Immunoprecipitation and immunoblotting were performed as described previously.[24] Briefly, cell lysates (50 – 100µg protein) were incubated with protein A agarose (Roche Applied Science, Mannheim, Germany) for 1h. The precleared samples were then incubated with specific antibodies at 4°C overnight. Normal rabbit IgG was used as negative control. Protein A agarose beads were incubated with protease inhibitors. The immunocomplexes were washed and separated on a 4–20% SDS-PAGE gradient gel (Invitrogen, CA) and analyzed by immunoblot. The antibodies utilized were CBP/p300 (Santa Cruz, SC-32244), anti-β-catenin (BD Bioscience, Cat# 610153) and anti-γ-catenin (BD Bioscience, Cat# 610253). Antibodies for immunoblotting (50 µg total protein) were anti-BCR-ABL (clone 131), anti-CBP (clone SC-369), anti-p300 (clone SC-584), anti-survivin (clone SC-10811), all from Santa Cruz Biotechnology Inc. (Dallas, TX, USA). Anti-α-tubulin (clone CP06) was from Calbiotech (Spring Valley, CA). UN-SCAN-IT software was used to quantify the protein bands normalized to α-tubulin.
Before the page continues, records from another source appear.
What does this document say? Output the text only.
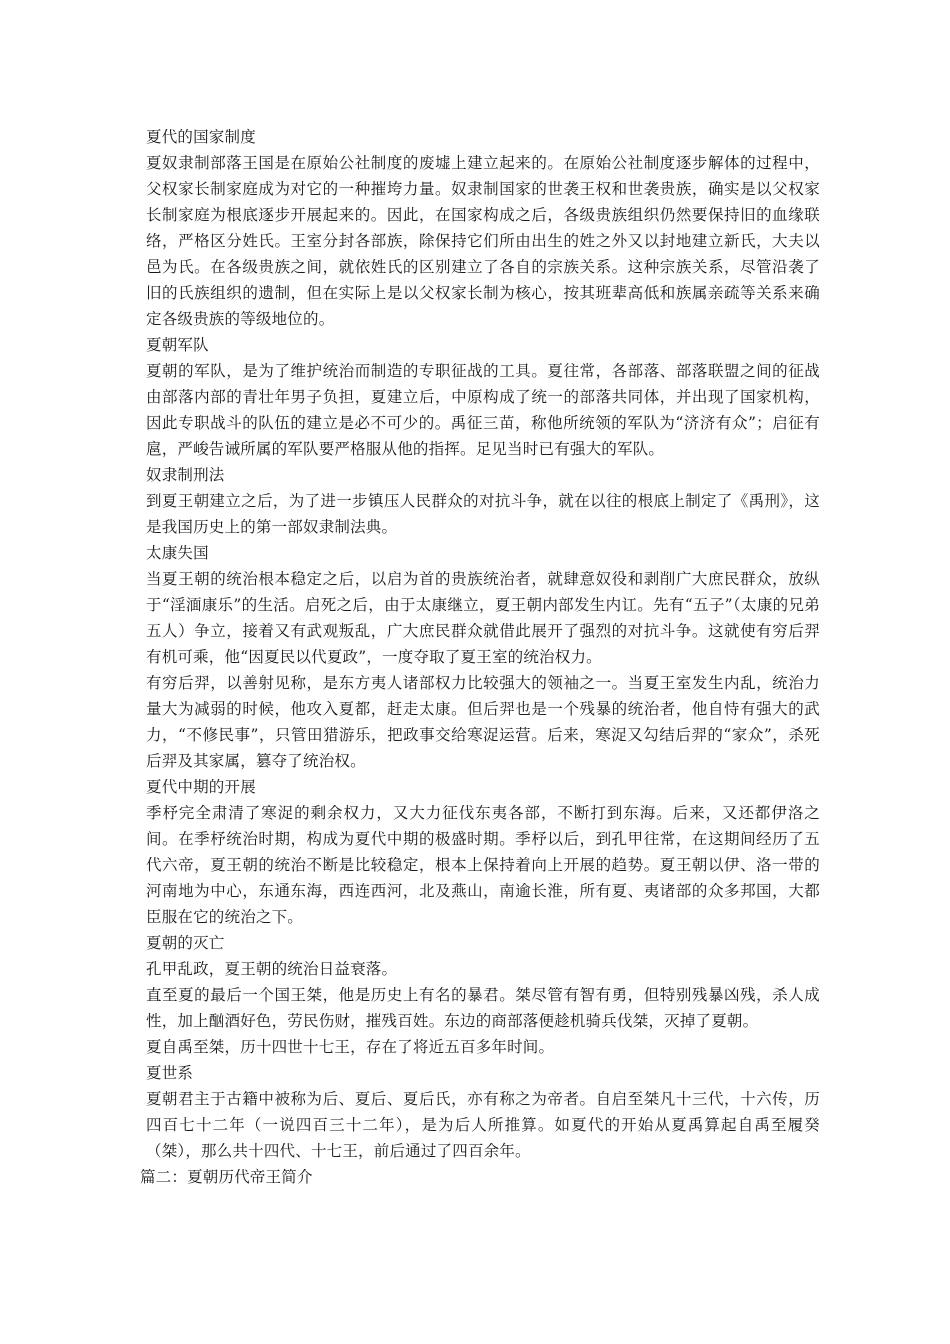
夏代的国家制度

夏奴隶制部落王国是在原始公社制度的废墟上建立起来的。在原始公社制度逐步解体的过程中，父权家长制家庭成为对它的一种摧垮力量。奴隶制国家的世袭王权和世袭贵族，确实是以父权家长制家庭为根底逐步开展起来的。因此，在国家构成之后，各级贵族组织仍然要保持旧的血缘联络，严格区分姓氏。王室分封各部族，除保持它们所由出生的姓之外又以封地建立新氏，大夫以邑为氏。在各级贵族之间，就依姓氏的区别建立了各自的宗族关系。这种宗族关系，尽管沿袭了旧的氏族组织的遗制，但在实际上是以父权家长制为核心，按其班辈高低和族属亲疏等关系来确定各级贵族的等级地位的。

夏朝军队

夏朝的军队，是为了维护统治而制造的专职征战的工具。夏往常，各部落、部落联盟之间的征战由部落内部的青壮年男子负担，夏建立后，中原构成了统一的部落共同体，并出现了国家机构，因此专职战斗的队伍的建立是必不可少的。禹征三苗，称他所统领的军队为“济济有众”；启征有扈，严峻告诫所属的军队要严格服从他的指挥。足见当时已有强大的军队。

奴隶制刑法

到夏王朝建立之后，为了进一步镇压人民群众的对抗斗争，就在以往的根底上制定了《禹刑》，这是我国历史上的第一部奴隶制法典。

太康失国

当夏王朝的统治根本稳定之后，以启为首的贵族统治者，就肆意奴役和剥削广大庶民群众，放纵于“淫湎康乐”的生活。启死之后，由于太康继立，夏王朝内部发生内讧。先有“五子”（太康的兄弟五人）争立，接着又有武观叛乱，广大庶民群众就借此展开了强烈的对抗斗争。这就使有穷后羿有机可乘，他“因夏民以代夏政”，一度夺取了夏王室的统治权力。

有穷后羿，以善射见称，是东方夷人诸部权力比较强大的领袖之一。当夏王室发生内乱，统治力量大为减弱的时候，他攻入夏都，赶走太康。但后羿也是一个残暴的统治者，他自恃有强大的武力，“不修民事”，只管田猎游乐，把政事交给寒浞运营。后来，寒浞又勾结后羿的“家众”，杀死后羿及其家属，篡夺了统治权。

夏代中期的开展

季杼完全肃清了寒浞的剩余权力，又大力征伐东夷各部，不断打到东海。后来，又还都伊洛之间。在季杼统治时期，构成为夏代中期的极盛时期。季杼以后，到孔甲往常，在这期间经历了五代六帝，夏王朝的统治不断是比较稳定，根本上保持着向上开展的趋势。夏王朝以伊、洛一带的河南地为中心，东通东海，西连西河，北及燕山，南逾长淮，所有夏、夷诸部的众多邦国，大都臣服在它的统治之下。

夏朝的灭亡

孔甲乱政，夏王朝的统治日益衰落。

直至夏的最后一个国王桀，他是历史上有名的暴君。桀尽管有智有勇，但特别残暴凶残，杀人成性，加上酗酒好色，劳民伤财，摧残百姓。东边的商部落便趁机骑兵伐桀，灭掉了夏朝。

夏自禹至桀，历十四世十七王，存在了将近五百多年时间。

夏世系

夏朝君主于古籍中被称为后、夏后、夏后氏，亦有称之为帝者。自启至桀凡十三代，十六传，历四百七十二年（一说四百三十二年），是为后人所推算。如夏代的开始从夏禹算起自禹至履癸（桀），那么共十四代、十七王，前后通过了四百余年。

篇二：夏朝历代帝王简介
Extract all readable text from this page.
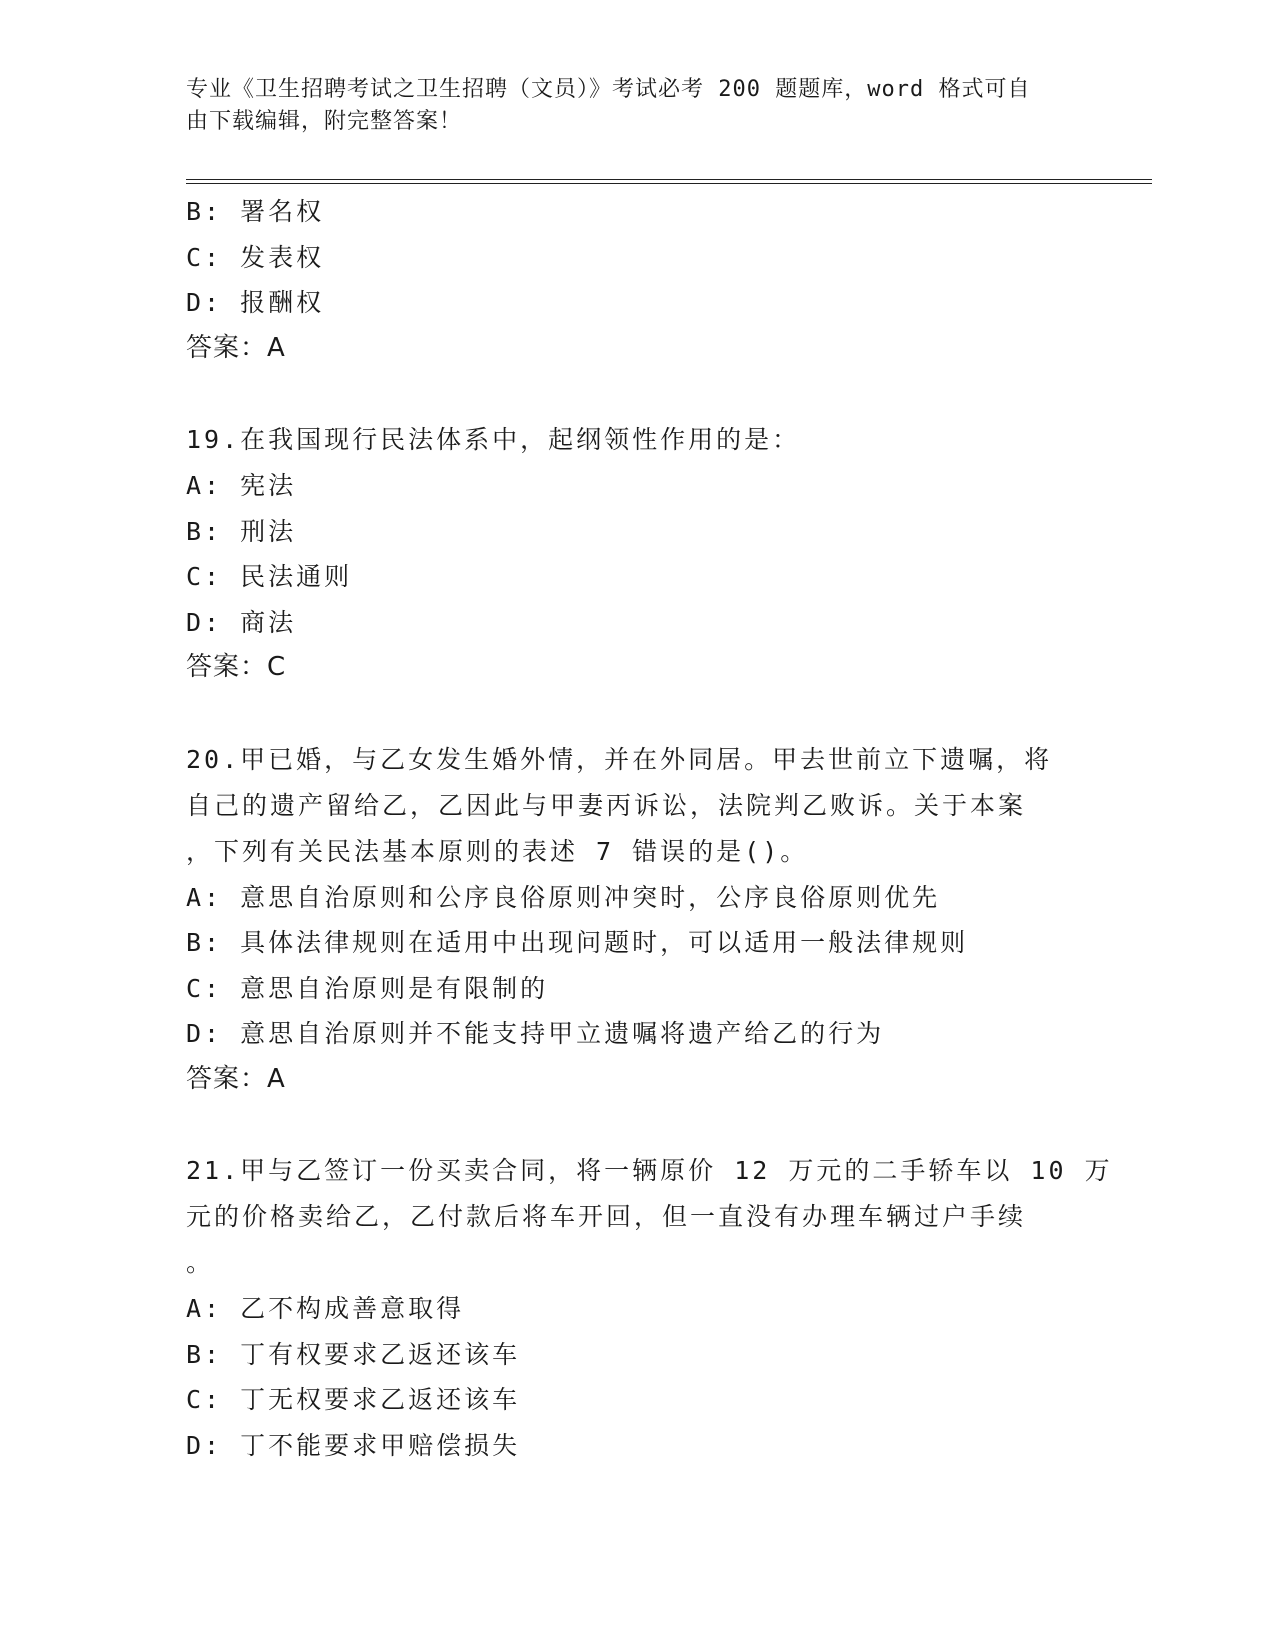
专业《卫生招聘考试之卫生招聘（文员）》考试必考 200 题题库，word 格式可自
由下载编辑，附完整答案！
B: 署名权
C: 发表权
D: 报酬权
答案：A
19.在我国现行民法体系中，起纲领性作用的是：
A: 宪法
B: 刑法
C: 民法通则
D: 商法
答案：C
20.甲已婚，与乙女发生婚外情，并在外同居。甲去世前立下遗嘱，将
自己的遗产留给乙，乙因此与甲妻丙诉讼，法院判乙败诉。关于本案
，下列有关民法基本原则的表述 7 错误的是()。
A: 意思自治原则和公序良俗原则冲突时，公序良俗原则优先
B: 具体法律规则在适用中出现问题时，可以适用一般法律规则
C: 意思自治原则是有限制的
D: 意思自治原则并不能支持甲立遗嘱将遗产给乙的行为
答案：A
21.甲与乙签订一份买卖合同，将一辆原价 12 万元的二手轿车以 10 万
元的价格卖给乙，乙付款后将车开回，但一直没有办理车辆过户手续
。
A: 乙不构成善意取得
B: 丁有权要求乙返还该车
C: 丁无权要求乙返还该车
D: 丁不能要求甲赔偿损失
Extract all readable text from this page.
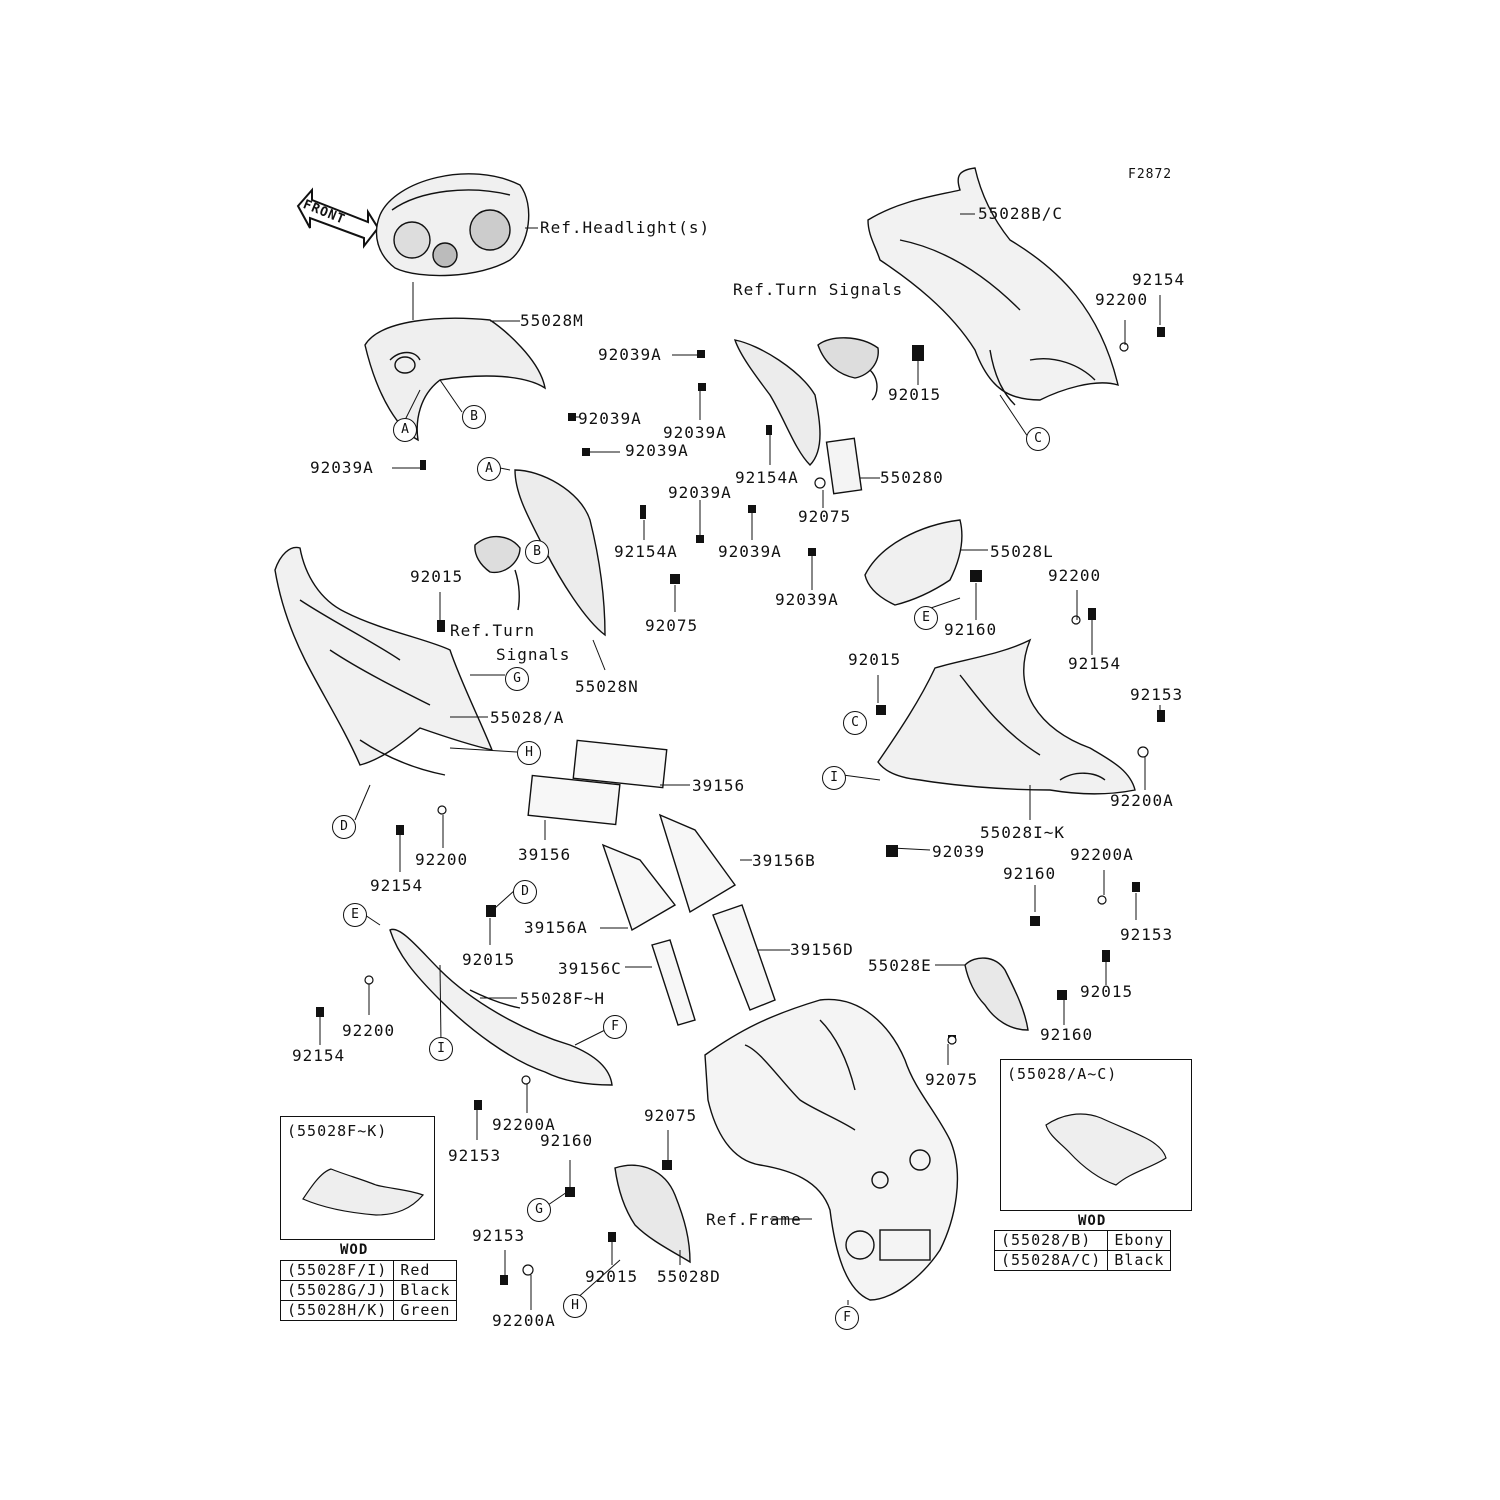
F2872
FRONT	Ref.Headlight(s)
55028B/C
92154
92200
Ref.Turn Signals
55028M
92039A
92015
92039A
92039A
92039A
92039A
92154A	550280
92039A
92075
92154A	92039A	55028L
92015	92200
92039A
92075	92160
Ref.Turn
Signals	92015	92154
55028N	92153
55028/A
39156
92200A
55028I~K
39156	92039	92200A
92200	39156B
92160
92154
39156A	92153
39156D
92015	55028E
39156C
92015
55028F~H
92200	92160
92154
92075
92075
92200A
92160
92153
Ref.Frame
92153
92015 55028D
92200A
A
B
A
B
C
E
G
C
H
I
D
D
E
F
I
G
H
F
(55028F~K)
WOD
(55028F/I)	Red
(55028G/J)	Black
(55028H/K)	Green
(55028/A~C)
WOD
(55028/B)	Ebony
(55028A/C)	Black
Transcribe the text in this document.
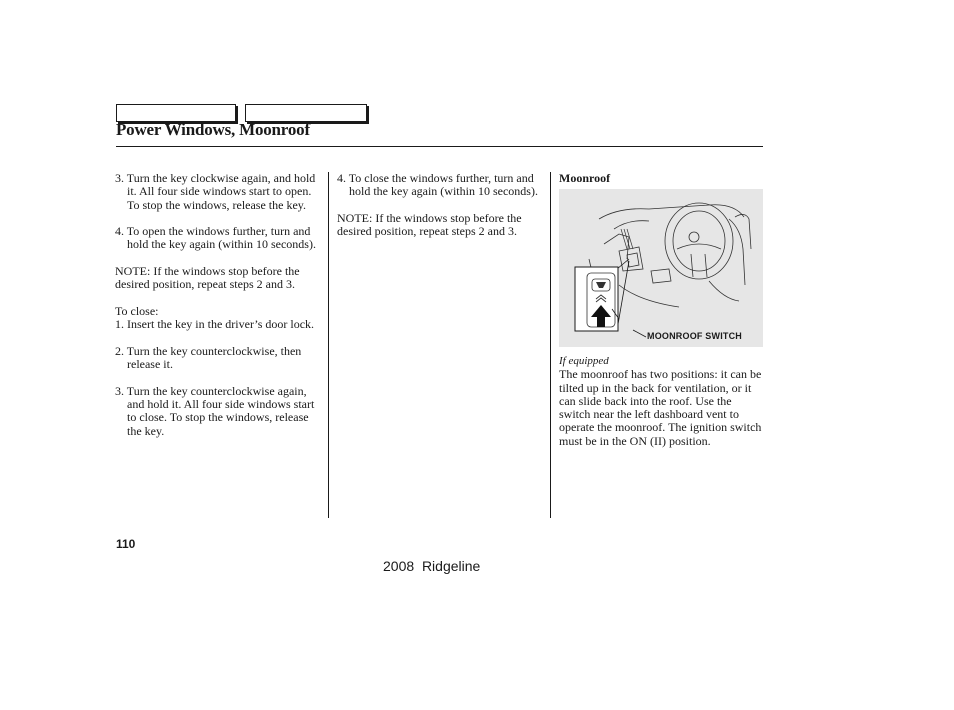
Power Windows, Moonroof

3. Turn the key clockwise again, and hold it. All four side windows start to open. To stop the windows, release the key.

4. To open the windows further, turn and hold the key again (within 10 seconds).

NOTE: If the windows stop before the desired position, repeat steps 2 and 3.

To close:

1. Insert the key in the driver’s door lock.

2. Turn the key counterclockwise, then release it.

3. Turn the key counterclockwise again, and hold it. All four side windows start to close. To stop the windows, release the key.

4. To close the windows further, turn and hold the key again (within 10 seconds).

NOTE: If the windows stop before the desired position, repeat steps 2 and 3.

Moonroof
MOONROOF SWITCH

If equipped

The moonroof has two positions: it can be tilted up in the back for ventilation, or it can slide back into the roof. Use the switch near the left dashboard vent to operate the moonroof. The ignition switch must be in the ON (II) position.

110
2008 Ridgeline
ChiP analysis of CBP/p300 occupancy at the human survivin promoter

ChiP analysis was performed as previously described.[10] In brief, K562 cells were cultured in T25 flasks with approximately 15 million cells in 10ml of complete growth medium containing DMSO, 10µM, or 20µM ICG-001 for 24 hours prior to cross-linking with 1% formaldehyde. Cells were then lysed and sonicated. Normal IgG (Santa Cruz, sc-2027), anti-CBP ( A22, Santa Cruz, sc-369) or anti-p300 (N15, Santa Cruz, sc-584) were then added to the sheared chromatin. After 24 hours, agarose beads were added and DNA was eluted from beads. 1/10 of the elution was used for qPCR analysis on a BioRad MyIQ real time PCR detection system. The occupancy of CBP or p300 at the survivin promoter was determined by the Fold Enrichment Method (ThermoFisher Science, ChiP analysis). The primers used in the study were: forward: hu-Survivin ChIP-F 5’-CTC CAG GAC TCA AGT GAT GC-3’; and reverse hu-Survivin ChIP-R 5’-CCG CGG CCT TCT GGG AGT AG-3’

Animal studies

All animal studies were approved by the USC institutional IACUC committee. NOD.Cg-Prkdcscidil2rgtm1wji/SzJ (NSG) mice were purchased from Jackson Laboratory and subsequently bred and maintained at the University of Southern California animal facility. Female mice at age 8–10 weeks were used in the study. Animals were randomly assigned to each treatment group. Investigators were not blinded in the animal studies. Transduced EM2 or K562 cells were injected via tail vein into sublethally irradiated (300 cGy) NSG mice. Under general anesthesia with isoflurane, leukemia progression was monitored via in vivo utilizing an IVIS 100 bioluminescence/optical imaging system (Xenogen Corporation, Alameda, CA, USA). D-luciferin (Promega, Madison, WI, USA) dissolved in PBS was injected intraperitoneally at a dose of 2.5mg/mouse, 15 min before luminescence signal measurement. After confirmation of leukemia engraftment, mice received either saline/saline, Nilotinib/saline (100mg/Kg/day) or a combination of ICG-001 (50mg/Kg/day) and Nilotinib (100mg/Kg/day) treatment.

For the primary CML patients’ sample study, leukemia cells were injected via tail vein into 300 cGy irradiated NSG mice and blood was collected for FACS analysis of human CD45 positive leukemia cells after 14 days to confirm leukemia engraftment. At the end of the experiment, the mice were sacrificed and bone marrow, blood, and spleen were collected for FACS analysis of human CD45 positive cells. To measure blood counts, mouse blood was collected in BD microtainer tubes with EDTA and analyzed with a Hemavet (Drew Scientific Inc, Miami, FL). ICG-001 was delivered via Alzet osmotic minipump (model 1004, Alzet, Cupertino, CA, USA) according to the manufacturer’s instructions.

Statistical analysis

Student t test or log-rank (Kaplan-Meier) test was performed using GraphPad Prism 5. A minimum of 3 individual CML samples were used in gene expression and colony assays with at least 2 technical repeats (Table 2).